The Dominican Congregation of Our Lady of the Rosary, better known as the Dominican Sisters of Sparkill, is a institute of Religious Sisters of the Third Order of Saint Dominic based in Sparkill, New York, which was founded in 1876. The congregation developed to care for indigent women but now works primarily in education as well.

The congregation was established through the charitable work of two sisters, Alice Mary and Lucy Thorpe, who had emigrated from England and settled in New York City. They converted from the Anglican Church in which they had been raised to the Catholic Church. Becoming aware of the needs of poor and homeless women in the city, they began to serve their needs.
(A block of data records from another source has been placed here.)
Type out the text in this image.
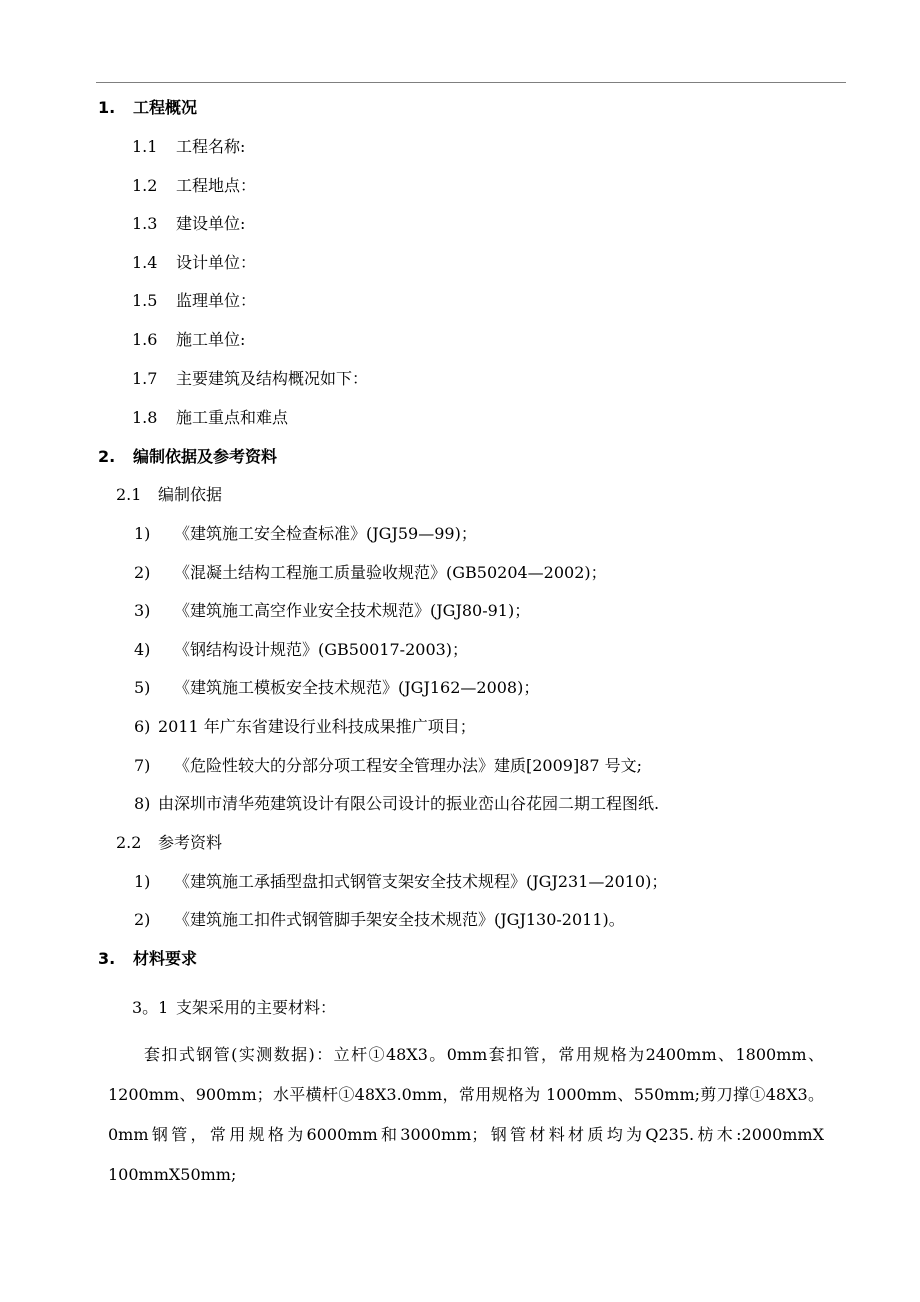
1. 工程概况
1.1 工程名称:
1.2 工程地点：
1.3 建设单位:
1.4 设计单位：
1.5 监理单位：
1.6 施工单位:
1.7 主要建筑及结构概况如下：
1.8 施工重点和难点
2. 编制依据及参考资料
2.1 编制依据
1) 《建筑施工安全检查标准》(JGJ59—99)；
2) 《混凝土结构工程施工质量验收规范》(GB50204—2002)；
3) 《建筑施工高空作业安全技术规范》(JGJ80-91)；
4) 《钢结构设计规范》(GB50017-2003)；
5) 《建筑施工模板安全技术规范》(JGJ162—2008)；
6) 2011 年广东省建设行业科技成果推广项目；
7) 《危险性较大的分部分项工程安全管理办法》建质[2009]87 号文;
8) 由深圳市清华苑建筑设计有限公司设计的振业峦山谷花园二期工程图纸.
2.2 参考资料
1) 《建筑施工承插型盘扣式钢管支架安全技术规程》(JGJ231—2010)；
2) 《建筑施工扣件式钢管脚手架安全技术规范》(JGJ130-2011)。
3. 材料要求
3。1 支架采用的主要材料：
套扣式钢管(实测数据)：立杆①48X3。0mm套扣管，常用规格为2400mm、1800mm、1200mm、900mm；水平横杆①48X3.0mm，常用规格为 1000mm、550mm;剪刀撑①48X3。0mm钢管，常用规格为6000mm和3000mm；钢管材料材质均为Q235.枋木:2000mmX 100mmX50mm;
Eventually the Thorpe sisters resolved to commit themselves more formally to this service by embracing religious life, and they established the congregation on May 6, 1876, under the leadership of Alice Mary, who took the religious name of Mother Catherine M. Antoninus, O.S.D.. She led the congregation for the next twenty years. During this period, the focus of the Sisters' work shifted from caring from adults to childcare, with the opening of St. Joseph Home. In 1884 the Sisters determined to move the children under their care and opened St. Agnes Home for Boys on the grounds of their motherhouse in the rural town of Sparkill. They also opened St. Agatha Home in Nanuet, New York. Both facilities closed in the mid-1970s.

The Sisters also began to work in education, teaching in various parishes of the Archdiocese of New York in which they were based, especially in the Bronx, with its marked development during the 1920s. One example of this work was St. Martin's Academy which they opened in 1900 to serve the children of St. Martin of Tours Parish. When the parish opened its own parochial school in 1922, the Sisters converted the facility into a two-year business school to train young women, who were being offered a new range of careers in the years after World War I. A decade later, the decision was made that providing a good secondary education would be of more help to young women. The existing building was demolished to comply with the demands of the New York Board of Regents and Aquinas High School was opened in September 1939.